Table 5 Optimal indices for different systems using PSO
Fig. 11
figure 11

Performance of proposed method on TTL system for AG fault at 80 km with a fault resistance of 30 Ω and a fault inception time of 0.045 s

Fig. 12
figure 12

Performance of proposed method on WSCC-9 bus system for ABG fault at 170 km with a fault resistance of 120 Ω and a fault inception time of 0.03 s

4.7 Statistical analysis of PSO assistance

As PSO assistance for threshold setting is a new attempt in relaying applications, a statistical analysis is required to validate optimum solution. This is a systematic approach for threshold setting to improve the overall reliability and security of the fault detection technique. In this paper, the fault detection algorithm is designed with unique threshold value with the help of 11 sub functions. Each sub optimal function represents the objective function of optimal threshold setting considering a fixed type of fault among all possible 11 types of faults (AG, BG, CG, AB, BC, CA, ABG BCG, CAG, ABC and ABCG). The optimal indices and critical fault locations where these optimal indices occur are already presented in Sect. 3. For initial iterations of optimal threshold search using PSO, the statistical measures in terms of mean, variance and standard deviation are very large and distinct from actual expected values. However, after fixed number of iterations, the solution approached towards optimum value. At the end of final iteration, these statistical parameters reduce and optimum solution is achieved which is evident from variance and standard deviation calculated from iterative solutions and presented in Table 6. For setting optimal threshold in fault detection studies, PSO is more suitable and it converges quickly. In earlier studies, the setting of threshold is taking place with the help of extensive case studies in which the optimal value may escape. But here, using PSO, extensive case studies are tested in systematic approach to find optimal threshold value and reliability of this way of setting is presented in Table 7.
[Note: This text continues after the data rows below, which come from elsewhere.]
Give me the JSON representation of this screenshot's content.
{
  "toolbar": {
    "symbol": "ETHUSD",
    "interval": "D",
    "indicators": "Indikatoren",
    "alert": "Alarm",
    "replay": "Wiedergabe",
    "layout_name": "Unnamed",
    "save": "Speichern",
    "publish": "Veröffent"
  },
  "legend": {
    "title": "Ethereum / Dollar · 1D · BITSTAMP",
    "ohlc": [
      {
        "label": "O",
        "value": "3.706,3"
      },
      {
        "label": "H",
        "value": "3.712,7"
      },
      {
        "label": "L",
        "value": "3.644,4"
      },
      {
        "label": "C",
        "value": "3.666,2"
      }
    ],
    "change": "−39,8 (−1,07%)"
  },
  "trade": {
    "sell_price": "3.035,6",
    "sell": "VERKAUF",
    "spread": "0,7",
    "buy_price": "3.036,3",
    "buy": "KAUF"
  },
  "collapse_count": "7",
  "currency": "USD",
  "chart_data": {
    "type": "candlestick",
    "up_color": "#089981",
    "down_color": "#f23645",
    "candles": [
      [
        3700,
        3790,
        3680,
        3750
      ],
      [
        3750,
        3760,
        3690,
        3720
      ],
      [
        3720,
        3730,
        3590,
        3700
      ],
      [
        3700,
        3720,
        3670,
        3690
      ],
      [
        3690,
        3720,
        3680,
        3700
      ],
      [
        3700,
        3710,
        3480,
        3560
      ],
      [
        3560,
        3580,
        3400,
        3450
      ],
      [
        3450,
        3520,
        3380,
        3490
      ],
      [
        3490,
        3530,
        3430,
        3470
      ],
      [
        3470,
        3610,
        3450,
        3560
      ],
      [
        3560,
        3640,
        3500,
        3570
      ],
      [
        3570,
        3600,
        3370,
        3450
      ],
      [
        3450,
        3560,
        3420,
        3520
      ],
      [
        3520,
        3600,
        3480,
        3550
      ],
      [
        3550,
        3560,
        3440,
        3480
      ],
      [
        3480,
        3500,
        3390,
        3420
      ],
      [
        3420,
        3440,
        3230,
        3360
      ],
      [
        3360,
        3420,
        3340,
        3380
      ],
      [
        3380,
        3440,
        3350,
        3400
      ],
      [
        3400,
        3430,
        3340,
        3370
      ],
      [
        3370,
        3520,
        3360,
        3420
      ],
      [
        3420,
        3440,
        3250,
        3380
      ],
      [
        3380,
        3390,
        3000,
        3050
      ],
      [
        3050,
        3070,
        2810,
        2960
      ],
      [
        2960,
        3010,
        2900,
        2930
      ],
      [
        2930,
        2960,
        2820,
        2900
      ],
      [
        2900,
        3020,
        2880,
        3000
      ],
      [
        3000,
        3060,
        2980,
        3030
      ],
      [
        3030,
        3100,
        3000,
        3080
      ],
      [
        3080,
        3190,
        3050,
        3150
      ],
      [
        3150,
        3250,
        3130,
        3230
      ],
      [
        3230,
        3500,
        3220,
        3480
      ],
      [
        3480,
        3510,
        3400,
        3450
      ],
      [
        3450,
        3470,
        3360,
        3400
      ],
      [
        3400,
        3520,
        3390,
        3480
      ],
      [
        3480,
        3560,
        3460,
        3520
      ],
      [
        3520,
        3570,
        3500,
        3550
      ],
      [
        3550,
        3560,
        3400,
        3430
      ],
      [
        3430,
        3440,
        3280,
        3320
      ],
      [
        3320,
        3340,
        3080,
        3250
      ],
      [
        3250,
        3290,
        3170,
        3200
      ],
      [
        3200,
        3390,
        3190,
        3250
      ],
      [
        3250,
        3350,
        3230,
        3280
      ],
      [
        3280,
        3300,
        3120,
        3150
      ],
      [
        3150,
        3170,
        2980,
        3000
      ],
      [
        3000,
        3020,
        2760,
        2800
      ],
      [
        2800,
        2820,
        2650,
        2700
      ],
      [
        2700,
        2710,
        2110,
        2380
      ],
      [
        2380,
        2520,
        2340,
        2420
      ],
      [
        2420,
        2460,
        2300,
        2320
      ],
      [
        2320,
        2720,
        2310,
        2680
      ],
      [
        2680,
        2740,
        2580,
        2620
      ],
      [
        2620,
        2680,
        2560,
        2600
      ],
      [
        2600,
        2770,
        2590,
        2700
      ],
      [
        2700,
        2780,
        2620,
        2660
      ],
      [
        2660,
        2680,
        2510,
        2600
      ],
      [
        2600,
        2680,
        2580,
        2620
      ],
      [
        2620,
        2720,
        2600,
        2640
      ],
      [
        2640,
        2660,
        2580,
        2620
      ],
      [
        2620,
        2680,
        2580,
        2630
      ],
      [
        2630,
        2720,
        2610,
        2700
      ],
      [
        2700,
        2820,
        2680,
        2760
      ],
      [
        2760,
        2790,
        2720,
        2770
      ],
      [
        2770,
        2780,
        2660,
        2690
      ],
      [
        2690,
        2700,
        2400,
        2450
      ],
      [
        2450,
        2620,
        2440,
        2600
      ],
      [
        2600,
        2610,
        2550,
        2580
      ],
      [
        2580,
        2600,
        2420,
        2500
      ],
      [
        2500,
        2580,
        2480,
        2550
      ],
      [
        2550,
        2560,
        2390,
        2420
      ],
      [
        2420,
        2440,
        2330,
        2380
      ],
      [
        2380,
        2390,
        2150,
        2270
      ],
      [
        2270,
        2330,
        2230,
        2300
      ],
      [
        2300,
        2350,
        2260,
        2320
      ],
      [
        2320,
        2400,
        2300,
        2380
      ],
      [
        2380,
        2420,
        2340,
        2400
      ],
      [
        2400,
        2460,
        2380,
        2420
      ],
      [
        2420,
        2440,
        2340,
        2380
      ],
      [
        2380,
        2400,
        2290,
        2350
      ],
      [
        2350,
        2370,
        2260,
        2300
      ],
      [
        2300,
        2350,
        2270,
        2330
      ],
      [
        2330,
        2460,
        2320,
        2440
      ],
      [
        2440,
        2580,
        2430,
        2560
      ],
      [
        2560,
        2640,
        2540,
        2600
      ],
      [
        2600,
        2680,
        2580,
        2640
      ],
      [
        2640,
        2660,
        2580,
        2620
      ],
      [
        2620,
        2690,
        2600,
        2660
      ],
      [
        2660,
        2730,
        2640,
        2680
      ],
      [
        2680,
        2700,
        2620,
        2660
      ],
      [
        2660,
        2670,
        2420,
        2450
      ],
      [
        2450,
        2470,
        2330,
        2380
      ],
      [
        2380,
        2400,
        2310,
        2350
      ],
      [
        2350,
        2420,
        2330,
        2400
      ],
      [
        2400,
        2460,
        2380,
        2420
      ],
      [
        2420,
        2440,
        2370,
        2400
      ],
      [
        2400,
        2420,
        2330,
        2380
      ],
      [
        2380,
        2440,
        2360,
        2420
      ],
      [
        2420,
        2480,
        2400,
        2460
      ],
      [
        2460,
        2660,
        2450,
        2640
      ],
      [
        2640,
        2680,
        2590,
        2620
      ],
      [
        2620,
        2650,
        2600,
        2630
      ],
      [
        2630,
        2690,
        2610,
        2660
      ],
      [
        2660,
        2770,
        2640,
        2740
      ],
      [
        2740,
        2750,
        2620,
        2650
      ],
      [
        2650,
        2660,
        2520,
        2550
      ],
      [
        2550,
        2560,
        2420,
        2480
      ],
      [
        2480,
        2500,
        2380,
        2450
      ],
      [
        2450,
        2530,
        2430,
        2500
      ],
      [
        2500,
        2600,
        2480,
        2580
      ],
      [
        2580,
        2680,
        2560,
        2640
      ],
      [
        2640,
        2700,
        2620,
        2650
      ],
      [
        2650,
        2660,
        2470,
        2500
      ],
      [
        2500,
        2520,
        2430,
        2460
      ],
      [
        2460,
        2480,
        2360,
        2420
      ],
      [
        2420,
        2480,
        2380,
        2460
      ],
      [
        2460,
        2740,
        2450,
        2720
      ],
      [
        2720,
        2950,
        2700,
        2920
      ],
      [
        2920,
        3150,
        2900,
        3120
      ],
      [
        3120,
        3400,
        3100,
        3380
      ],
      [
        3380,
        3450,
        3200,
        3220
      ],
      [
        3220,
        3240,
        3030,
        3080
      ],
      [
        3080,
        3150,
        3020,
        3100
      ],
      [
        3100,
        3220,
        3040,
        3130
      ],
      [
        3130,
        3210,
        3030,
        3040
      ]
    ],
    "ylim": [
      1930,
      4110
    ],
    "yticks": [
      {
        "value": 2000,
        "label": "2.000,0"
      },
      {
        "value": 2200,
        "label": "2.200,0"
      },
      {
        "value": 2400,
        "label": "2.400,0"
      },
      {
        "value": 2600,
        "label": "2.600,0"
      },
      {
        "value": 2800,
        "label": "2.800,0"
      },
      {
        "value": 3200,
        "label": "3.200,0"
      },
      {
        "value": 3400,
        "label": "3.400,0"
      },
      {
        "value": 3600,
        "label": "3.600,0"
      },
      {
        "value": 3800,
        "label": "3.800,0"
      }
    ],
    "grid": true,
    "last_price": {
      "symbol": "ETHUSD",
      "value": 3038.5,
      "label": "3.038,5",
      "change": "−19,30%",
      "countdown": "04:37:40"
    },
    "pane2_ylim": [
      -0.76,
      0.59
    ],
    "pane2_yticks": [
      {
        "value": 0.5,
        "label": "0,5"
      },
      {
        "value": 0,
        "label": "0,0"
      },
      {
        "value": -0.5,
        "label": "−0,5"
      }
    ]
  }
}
Table 6 Statistical analysis of initial and final iterations of the PSO
Table 7 Reliability of proposed method

5 Conclusions

A unique PSO assisted wavelet-based fault detection technique is presented in this paper first time for protection of power transmission networks. The direct extraction of the actuating signal components by using Haar wavelets with PSO tuned unique optimal threshold value reduces the computational burden of the detection algorithm. Unlike the usage of higher computational logics or techniques, detection is achieved by direct comparison between particular frequency components of the sampled signal with optimal threshold index. The test results on a wide variety of fault and non-fault cases confirms that using the proposed method a very fast and accurate detection of faults in transmission lines can be performed.